2 / 50 Premier vampire iconique, Orlok impressionne par sa silhouette ombreuse. Style expressionniste allemand : ongles longs, oreilles pointues, visage cendreux. Il incarne la terreur refoulée surgissant dans un monde hanté.
3 / 50 Ce film dano-suédois, interdit aux États-Unis pour blasphème, explore la chasse aux sorcières. Benjamin Christensen incarne le diable dans un délire surréaliste conçu pour choquer et terrifier.
4 / 50 Bela Lugosi définit le comte dans cette adaptation du roman de Bram Stoker. Charisme austère et séduction mortelle influencent tous les vampires ultérieurs, symboles de contagion et d'interdits.
5 / 50 Composé de dépouilles anonymes, ce monstre tragique (d'après Mary Shelley) explore la science dévoyée et l'ambiguïté humain-monstrueux. Horrible en surface, profondément humain.
6 / 50 Boris Karloff humanise la momie égyptienne ranimée. Style expressionniste, gros plans menaçants : une humanité troublante que le public craint et soutient.
7 / 50 Pionnier du zombie-movie, Bela Lugosi en maître vaudou asservit les Haïtiens. Critique de l'exploitation raciale et sexiste via la zombieisation.
8 / 50 Gorille tragique en stop-motion : compassion pour Fay Wray, chute mélancolique. Satire du capitalisme spectaculaire.
9 / 50 Elsa Lanchester rejette le monstre d'un cri iconique. Critique de l'amour non réciproque et du mythe d'Ève.
10 / 50 Gloria Holden en vampire lesbien : résistance vaine à la soif de sang.
11 / 50 Lon Chaney Jr. en lycanthrope maudit. Maquillage iconique, tragédie universelle.
12 / 50 Simone Simon : femme-panthère, peurs de la luxure féminine.
13 / 50 Jean Cocteau : baroque et surréaliste, humanité irrésistible.
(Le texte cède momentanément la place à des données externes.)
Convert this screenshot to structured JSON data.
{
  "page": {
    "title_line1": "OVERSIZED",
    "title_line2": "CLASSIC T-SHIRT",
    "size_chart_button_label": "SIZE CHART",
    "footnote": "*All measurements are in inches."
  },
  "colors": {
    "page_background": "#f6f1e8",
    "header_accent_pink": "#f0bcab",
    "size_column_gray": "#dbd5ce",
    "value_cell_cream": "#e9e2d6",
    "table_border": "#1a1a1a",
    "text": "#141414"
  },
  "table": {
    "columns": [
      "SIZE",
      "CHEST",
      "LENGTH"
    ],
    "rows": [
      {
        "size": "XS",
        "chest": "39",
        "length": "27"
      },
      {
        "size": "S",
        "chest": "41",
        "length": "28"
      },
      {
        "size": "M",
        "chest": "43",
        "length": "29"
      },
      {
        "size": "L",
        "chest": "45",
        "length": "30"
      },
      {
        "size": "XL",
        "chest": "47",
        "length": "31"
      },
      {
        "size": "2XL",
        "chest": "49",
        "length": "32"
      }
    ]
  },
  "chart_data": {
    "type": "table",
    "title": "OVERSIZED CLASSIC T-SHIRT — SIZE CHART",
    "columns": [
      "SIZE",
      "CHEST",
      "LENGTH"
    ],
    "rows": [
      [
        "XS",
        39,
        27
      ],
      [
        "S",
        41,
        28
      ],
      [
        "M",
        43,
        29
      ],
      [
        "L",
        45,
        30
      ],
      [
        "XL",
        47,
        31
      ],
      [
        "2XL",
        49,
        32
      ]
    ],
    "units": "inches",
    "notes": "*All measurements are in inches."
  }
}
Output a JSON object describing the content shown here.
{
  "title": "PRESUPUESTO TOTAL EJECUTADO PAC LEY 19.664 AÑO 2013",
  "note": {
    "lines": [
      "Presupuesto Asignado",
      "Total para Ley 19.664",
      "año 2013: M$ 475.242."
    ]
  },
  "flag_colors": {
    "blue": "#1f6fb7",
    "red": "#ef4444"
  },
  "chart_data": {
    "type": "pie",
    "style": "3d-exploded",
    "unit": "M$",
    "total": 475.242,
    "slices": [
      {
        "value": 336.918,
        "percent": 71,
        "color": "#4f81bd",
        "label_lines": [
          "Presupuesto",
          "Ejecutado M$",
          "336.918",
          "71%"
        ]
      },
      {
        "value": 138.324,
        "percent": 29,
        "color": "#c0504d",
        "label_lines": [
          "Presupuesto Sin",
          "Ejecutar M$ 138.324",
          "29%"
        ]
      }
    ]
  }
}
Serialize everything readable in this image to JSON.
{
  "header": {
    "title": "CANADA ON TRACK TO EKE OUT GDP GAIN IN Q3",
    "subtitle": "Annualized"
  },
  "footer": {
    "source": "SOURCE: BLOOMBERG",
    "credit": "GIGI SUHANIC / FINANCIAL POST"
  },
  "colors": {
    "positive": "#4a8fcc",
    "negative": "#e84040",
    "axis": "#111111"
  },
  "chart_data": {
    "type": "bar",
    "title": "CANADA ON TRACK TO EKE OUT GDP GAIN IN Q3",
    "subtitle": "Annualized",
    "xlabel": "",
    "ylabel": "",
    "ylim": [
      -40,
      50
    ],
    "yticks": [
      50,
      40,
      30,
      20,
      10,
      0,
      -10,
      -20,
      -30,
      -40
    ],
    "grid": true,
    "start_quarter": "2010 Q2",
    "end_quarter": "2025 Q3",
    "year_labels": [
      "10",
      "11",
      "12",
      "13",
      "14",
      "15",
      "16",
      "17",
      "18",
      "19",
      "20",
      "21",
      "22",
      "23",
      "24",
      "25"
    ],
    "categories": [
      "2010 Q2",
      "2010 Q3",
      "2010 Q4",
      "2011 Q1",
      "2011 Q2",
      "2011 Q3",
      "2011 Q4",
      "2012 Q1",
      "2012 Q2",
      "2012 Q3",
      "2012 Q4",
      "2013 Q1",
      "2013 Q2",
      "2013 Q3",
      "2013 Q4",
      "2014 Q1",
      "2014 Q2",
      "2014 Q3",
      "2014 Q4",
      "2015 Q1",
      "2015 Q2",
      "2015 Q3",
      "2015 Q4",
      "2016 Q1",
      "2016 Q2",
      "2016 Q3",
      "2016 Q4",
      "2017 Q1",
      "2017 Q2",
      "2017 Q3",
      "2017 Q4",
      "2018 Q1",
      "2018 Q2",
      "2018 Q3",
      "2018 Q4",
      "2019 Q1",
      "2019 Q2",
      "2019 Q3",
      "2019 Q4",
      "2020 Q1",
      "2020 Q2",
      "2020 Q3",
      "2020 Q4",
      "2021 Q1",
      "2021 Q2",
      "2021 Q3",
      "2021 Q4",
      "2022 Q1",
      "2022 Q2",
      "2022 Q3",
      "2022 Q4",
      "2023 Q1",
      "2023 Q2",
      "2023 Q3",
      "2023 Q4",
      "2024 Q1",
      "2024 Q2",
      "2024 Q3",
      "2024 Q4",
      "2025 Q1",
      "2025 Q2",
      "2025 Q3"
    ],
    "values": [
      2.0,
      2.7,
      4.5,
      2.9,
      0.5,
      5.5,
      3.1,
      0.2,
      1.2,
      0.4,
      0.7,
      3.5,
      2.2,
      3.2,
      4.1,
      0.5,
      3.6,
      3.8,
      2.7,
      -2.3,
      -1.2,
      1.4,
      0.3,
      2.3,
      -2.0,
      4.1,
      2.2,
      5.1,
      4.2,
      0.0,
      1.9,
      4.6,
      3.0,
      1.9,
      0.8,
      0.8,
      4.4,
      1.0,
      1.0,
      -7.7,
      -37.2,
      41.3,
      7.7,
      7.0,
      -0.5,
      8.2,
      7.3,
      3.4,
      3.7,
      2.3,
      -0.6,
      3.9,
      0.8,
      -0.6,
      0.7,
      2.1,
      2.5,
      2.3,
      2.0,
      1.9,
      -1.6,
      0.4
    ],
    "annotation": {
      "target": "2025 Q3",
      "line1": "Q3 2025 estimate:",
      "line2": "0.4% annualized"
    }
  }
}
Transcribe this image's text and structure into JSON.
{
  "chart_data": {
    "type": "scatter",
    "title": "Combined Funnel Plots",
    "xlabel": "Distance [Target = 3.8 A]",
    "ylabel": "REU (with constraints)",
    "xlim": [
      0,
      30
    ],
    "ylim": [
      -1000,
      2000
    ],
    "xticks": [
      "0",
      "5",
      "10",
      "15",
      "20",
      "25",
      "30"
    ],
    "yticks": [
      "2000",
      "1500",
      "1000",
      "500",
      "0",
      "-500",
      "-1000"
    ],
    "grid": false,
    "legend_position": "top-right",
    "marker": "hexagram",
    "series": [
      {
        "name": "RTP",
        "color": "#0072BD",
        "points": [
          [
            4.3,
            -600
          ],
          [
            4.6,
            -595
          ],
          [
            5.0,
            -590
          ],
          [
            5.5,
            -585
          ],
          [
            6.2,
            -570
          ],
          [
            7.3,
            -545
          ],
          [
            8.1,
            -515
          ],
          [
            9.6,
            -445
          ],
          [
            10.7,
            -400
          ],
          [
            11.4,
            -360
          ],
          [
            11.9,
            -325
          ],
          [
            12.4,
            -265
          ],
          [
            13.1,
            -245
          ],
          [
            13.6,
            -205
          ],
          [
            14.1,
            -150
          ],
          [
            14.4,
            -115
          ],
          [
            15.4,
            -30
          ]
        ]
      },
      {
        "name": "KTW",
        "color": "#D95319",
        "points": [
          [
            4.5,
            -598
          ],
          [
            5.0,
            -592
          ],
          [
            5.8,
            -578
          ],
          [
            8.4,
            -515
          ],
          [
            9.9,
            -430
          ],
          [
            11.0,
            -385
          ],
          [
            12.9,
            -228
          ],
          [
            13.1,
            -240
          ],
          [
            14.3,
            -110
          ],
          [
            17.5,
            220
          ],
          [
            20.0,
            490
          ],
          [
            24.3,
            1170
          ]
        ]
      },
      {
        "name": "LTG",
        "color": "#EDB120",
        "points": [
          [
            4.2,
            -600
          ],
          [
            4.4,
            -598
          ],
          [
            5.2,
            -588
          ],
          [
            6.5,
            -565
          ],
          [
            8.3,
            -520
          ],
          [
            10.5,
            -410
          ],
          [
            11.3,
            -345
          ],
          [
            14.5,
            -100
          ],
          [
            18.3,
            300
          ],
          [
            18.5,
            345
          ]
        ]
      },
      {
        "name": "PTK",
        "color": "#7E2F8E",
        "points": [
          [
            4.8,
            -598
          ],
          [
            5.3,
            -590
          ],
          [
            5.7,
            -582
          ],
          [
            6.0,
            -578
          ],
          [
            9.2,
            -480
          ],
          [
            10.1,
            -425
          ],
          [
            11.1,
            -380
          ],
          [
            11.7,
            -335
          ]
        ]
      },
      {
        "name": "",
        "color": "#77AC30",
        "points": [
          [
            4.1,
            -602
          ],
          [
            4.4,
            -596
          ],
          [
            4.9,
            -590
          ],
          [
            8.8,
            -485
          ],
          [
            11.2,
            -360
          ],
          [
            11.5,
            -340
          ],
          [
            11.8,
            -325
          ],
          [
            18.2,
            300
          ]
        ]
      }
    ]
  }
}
14 / 50 Godzilla original : allégorie atomique, cri d'angoisse.
15 / 50 Paranoïa atomique : insectes mutants vs. invasion.
16 / 50 Monstre 3D : amour tragique, plans sous-marins mythiques.
17 / 50 Enfant sociopathe : terreurs génétiques et parentales.
18 / 50 Ray Harryhausen : stop-motion charismatique.
19 / 50 Blob rose : peur amorphe et dévorante.
20 / 50 Toho : méduse irradiée géante.
21 / 50 Romero : zombies sociaux, miroir des années 60.
22 / 50 Blaxploitation : vampire anti-esclavagiste.
23 / 50 Possession pubertaire : chaos féminin.
24 / 50 Monstrueux-féminin : menaces cachées.
25 / 50 Télékinésie menstruelle : rage adolescente.
26 / 50 Slasher masqué : force inébranlable.
27 / 50 Parasite reproductif : horreur corporelle.
28 / 50 Maternité monstrueuse : Cronenberg divorcé.
29 / 50 Hockey-mask : vengeance maternelle.
30 / 50 Rêves cauchemardesques : inescapable.
31 / 50 Harryhausen : sacrifice et Méduse.
32 / 50 Imitateur paranoïaque : inconnu gluant.
33 / 50 Mutant héroïque : anti-pollution.
34 / 50 Hybridation biotech : contagion arrogante.
35 / 50 Barker : cénobite sadique.
36 / 50 Chasseur surhumain vs. machos.
37 / 50 Tim Curry : clown maléfique kingien.
38 / 50 Fantôme lynchage : racisme refoulé.
39 / 50 Disney drag : rébellion queer.
40 / 50 Spielberg : nature génétique déchaînée.
41 / 50 Extraterrestre séductrice : reproduction fatale.
42 / 50 Fantôme viral : tech et genre.
43 / 50 Del Toro : mal institutionnel.
44 / 50 Coréen kaiju : pollution mutante.
45 / 50 Vagina dentata : peurs gynécologiques.
46 / 50 Géant found-footage : bébé rageur.
47 / 50 Psychologique : parentalité hantée.
48 / 50 Scarlett Johansson : prédatrice alien.
49 / 50 SF cérébrale : langage universel.
50 / 50 Peele : doppelgänger du privilège.